Some scientists have said that spider silk caught the wind and carried it in the air. But others believed that the strands were electrostatically charged and, in doing so, allowed the spiders to roll over the natural electric fields of the Earth.
In a new study, scientists from the University of Bristol have looked into the matter. They report the first tests of whether electrostatic forces are involved in what aficionados call "spoon ballooning". After a series of experiments conducted with spiders in a Faraday cage, they conclude that insects can actually fly on electric fields.

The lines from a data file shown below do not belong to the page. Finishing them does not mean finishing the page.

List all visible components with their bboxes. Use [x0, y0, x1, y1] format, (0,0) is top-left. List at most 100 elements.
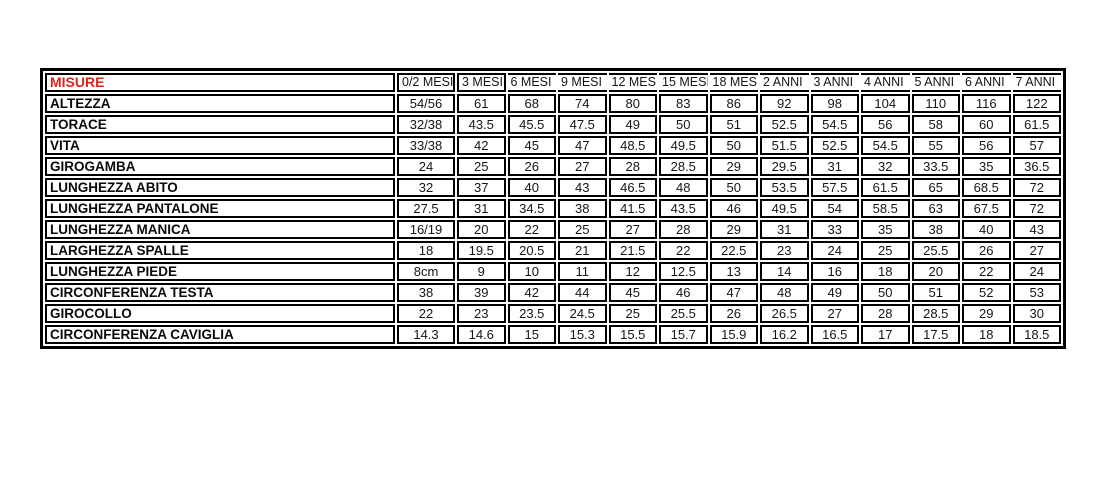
value-cell: 18 — [861, 262, 910, 281]
value-cell: 9 — [457, 262, 506, 281]
value-cell: 49 — [608, 115, 657, 134]
value-cell: 25 — [608, 304, 657, 323]
value-cell: 14.6 — [457, 325, 506, 344]
value-cell: 20.5 — [507, 241, 556, 260]
value-cell: 27.5 — [397, 199, 455, 218]
value-cell: 52 — [962, 283, 1011, 302]
value-cell: 45.5 — [507, 115, 556, 134]
value-cell: 48 — [760, 283, 809, 302]
value-cell: 49.5 — [760, 199, 809, 218]
value-cell: 58 — [911, 115, 960, 134]
column-header-9: 3 ANNI — [810, 73, 859, 92]
table-body: ALTEZZA 54/56 61 68 74 80 83 86 92 98 104 110 116 122… — [45, 94, 1061, 344]
value-cell: 47 — [709, 283, 758, 302]
value-cell: 68 — [507, 94, 556, 113]
value-cell: 63 — [911, 199, 960, 218]
value-cell: 23 — [457, 304, 506, 323]
value-cell: 50 — [659, 115, 708, 134]
table-row: LUNGHEZZA PANTALONE 27.5 31 34.5 38 41.5 43.5 4… — [45, 199, 1061, 218]
row-label: GIROCOLLO — [45, 304, 395, 323]
value-cell: 53.5 — [760, 178, 809, 197]
value-cell: 51 — [709, 115, 758, 134]
value-cell: 40 — [507, 178, 556, 197]
header-row: MISURE 0/2 MESI 3 MESI 6 MESI 9 MESI 12 MESI… — [45, 73, 1061, 92]
column-header-12: 6 ANNI — [962, 73, 1011, 92]
value-cell: 27 — [810, 304, 859, 323]
value-cell: 25.5 — [911, 241, 960, 260]
value-cell: 15.7 — [659, 325, 708, 344]
size-chart-table: MISURE 0/2 MESI 3 MESI 6 MESI 9 MESI 12 MESI… — [40, 68, 1066, 349]
value-cell: 33/38 — [397, 136, 455, 155]
table-row: LUNGHEZZA PIEDE 8cm 9 10 11 12 12.5 13 14 16 18 20 2… — [45, 262, 1061, 281]
row-label: TORACE — [45, 115, 395, 134]
value-cell: 50 — [709, 136, 758, 155]
value-cell: 33 — [810, 220, 859, 239]
value-cell: 110 — [911, 94, 960, 113]
value-cell: 43.5 — [659, 199, 708, 218]
value-cell: 47 — [558, 136, 607, 155]
value-cell: 58.5 — [861, 199, 910, 218]
value-cell: 29 — [709, 220, 758, 239]
value-cell: 26 — [709, 304, 758, 323]
value-cell: 25 — [457, 157, 506, 176]
value-cell: 27 — [1012, 241, 1061, 260]
column-header-5: 12 MESI — [608, 73, 657, 92]
value-cell: 43.5 — [457, 115, 506, 134]
value-cell: 43 — [558, 178, 607, 197]
value-cell: 47.5 — [558, 115, 607, 134]
column-header-6: 15 MESI — [659, 73, 708, 92]
value-cell: 39 — [457, 283, 506, 302]
row-label: LARGHEZZA SPALLE — [45, 241, 395, 260]
value-cell: 18 — [962, 325, 1011, 344]
value-cell: 52.5 — [760, 115, 809, 134]
column-header-4: 9 MESI — [558, 73, 607, 92]
value-cell: 18 — [397, 241, 455, 260]
value-cell: 27 — [608, 220, 657, 239]
value-cell: 33.5 — [911, 157, 960, 176]
value-cell: 67.5 — [962, 199, 1011, 218]
value-cell: 51.5 — [760, 136, 809, 155]
value-cell: 65 — [911, 178, 960, 197]
value-cell: 29 — [962, 304, 1011, 323]
value-cell: 37 — [457, 178, 506, 197]
value-cell: 98 — [810, 94, 859, 113]
value-cell: 28.5 — [659, 157, 708, 176]
value-cell: 61.5 — [1012, 115, 1061, 134]
value-cell: 19.5 — [457, 241, 506, 260]
value-cell: 28 — [861, 304, 910, 323]
value-cell: 42 — [507, 283, 556, 302]
value-cell: 15 — [507, 325, 556, 344]
row-label: LUNGHEZZA MANICA — [45, 220, 395, 239]
value-cell: 12 — [608, 262, 657, 281]
value-cell: 16/19 — [397, 220, 455, 239]
value-cell: 72 — [1012, 178, 1061, 197]
value-cell: 54/56 — [397, 94, 455, 113]
column-header-11: 5 ANNI — [911, 73, 960, 92]
value-cell: 56 — [962, 136, 1011, 155]
value-cell: 22 — [962, 262, 1011, 281]
value-cell: 42 — [457, 136, 506, 155]
value-cell: 50 — [861, 283, 910, 302]
value-cell: 46 — [659, 283, 708, 302]
value-cell: 23.5 — [507, 304, 556, 323]
value-cell: 46 — [709, 199, 758, 218]
value-cell: 104 — [861, 94, 910, 113]
table-title: MISURE — [45, 73, 395, 92]
value-cell: 13 — [709, 262, 758, 281]
column-header-8: 2 ANNI — [760, 73, 809, 92]
table-row: LUNGHEZZA MANICA 16/19 20 22 25 27 28 29 31 33 35 3… — [45, 220, 1061, 239]
table-row: TORACE 32/38 43.5 45.5 47.5 49 50 51 52.5 54.5 56 5… — [45, 115, 1061, 134]
value-cell: 25 — [861, 241, 910, 260]
value-cell: 41.5 — [608, 199, 657, 218]
value-cell: 44 — [558, 283, 607, 302]
value-cell: 60 — [962, 115, 1011, 134]
value-cell: 61 — [457, 94, 506, 113]
value-cell: 8cm — [397, 262, 455, 281]
table-row: GIROGAMBA 24 25 26 27 28 28.5 29 29.5 31 32 33.5 35 3… — [45, 157, 1061, 176]
value-cell: 17 — [861, 325, 910, 344]
value-cell: 50 — [709, 178, 758, 197]
value-cell: 15.9 — [709, 325, 758, 344]
value-cell: 46.5 — [608, 178, 657, 197]
value-cell: 22.5 — [709, 241, 758, 260]
value-cell: 15.3 — [558, 325, 607, 344]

When a spider wants to take flight, she usually climbs to the top of a plant, tip on its tip. abdomen in the air and eject quickly up to a meter of silk. In some species, the insect ejects a number of silk strands that spread like a fan. Anyway, in the blink of an eye, the spider is blown into the air.
To capture spiders to study, Erica Morley, who works on sensory biophysics in Bristol, went to a nearby field and set up traps. sticks with spilled bottles on the ends. Back in the lab, she introduced the insects, one by one, into a transparent polycarbonate box in a room that formed a Faraday cage, which meant that she was isolated from the atmospheric electric field.
Morley put the box in place so that she could recreate inside the types of electric fields that are commonly found in nature. On a clear day, the electrical potential of the atmosphere could be 120 volts per meter, but it can be ten times stronger than when clouds gather.
When the electric field was cut, Morley found that spiders made few attempts to fly. from a vertical cardboard tape that she had placed in the middle of the box. But as she increased the field, spiders took more and more flight. Once at altitude, their altitude could then be controlled. "When they take off, you can turn off the electric field and watch them fall, then turn on and see them get up again," she said.
In other experiments, Morley and Daniel Robert, who study how organisms feel their environment, swayed the laser light of spiders to reveal how tiny hairs were moving on their paws in the presence of electric fields, helping insects to detect them. Together, the findings, reported in Current Biology, suggest that while air currents are certainly important to the balloon, spiders can also exploit electric fields.
After Darwin's trip to HMS Beagle, scientists recorded spiders. They can also reach staggering altitudes, according to some testimonies. In 1939, PA Glick, an assistant entomologist of the United States Department of Agriculture, published a technical bulletin on the distribution of insects, spiders and mites in the air that claimed to find spiders more than three kilometers away. Beyond the flight, insects can skate, and even navigate, on the water.
Although Darwin described the aerial excursions of HMS Beagle spiders as "inexplicable", ballooning undoubtedly contributes to the dispersal of insects. And the sooner they start the better. "Spider-egg sacs can hold hundreds of eggs and spiders are cannibals, so it's probably advisable to disperse shortly after hatching," Morley said. . "It might not be as imprudent as we suppose."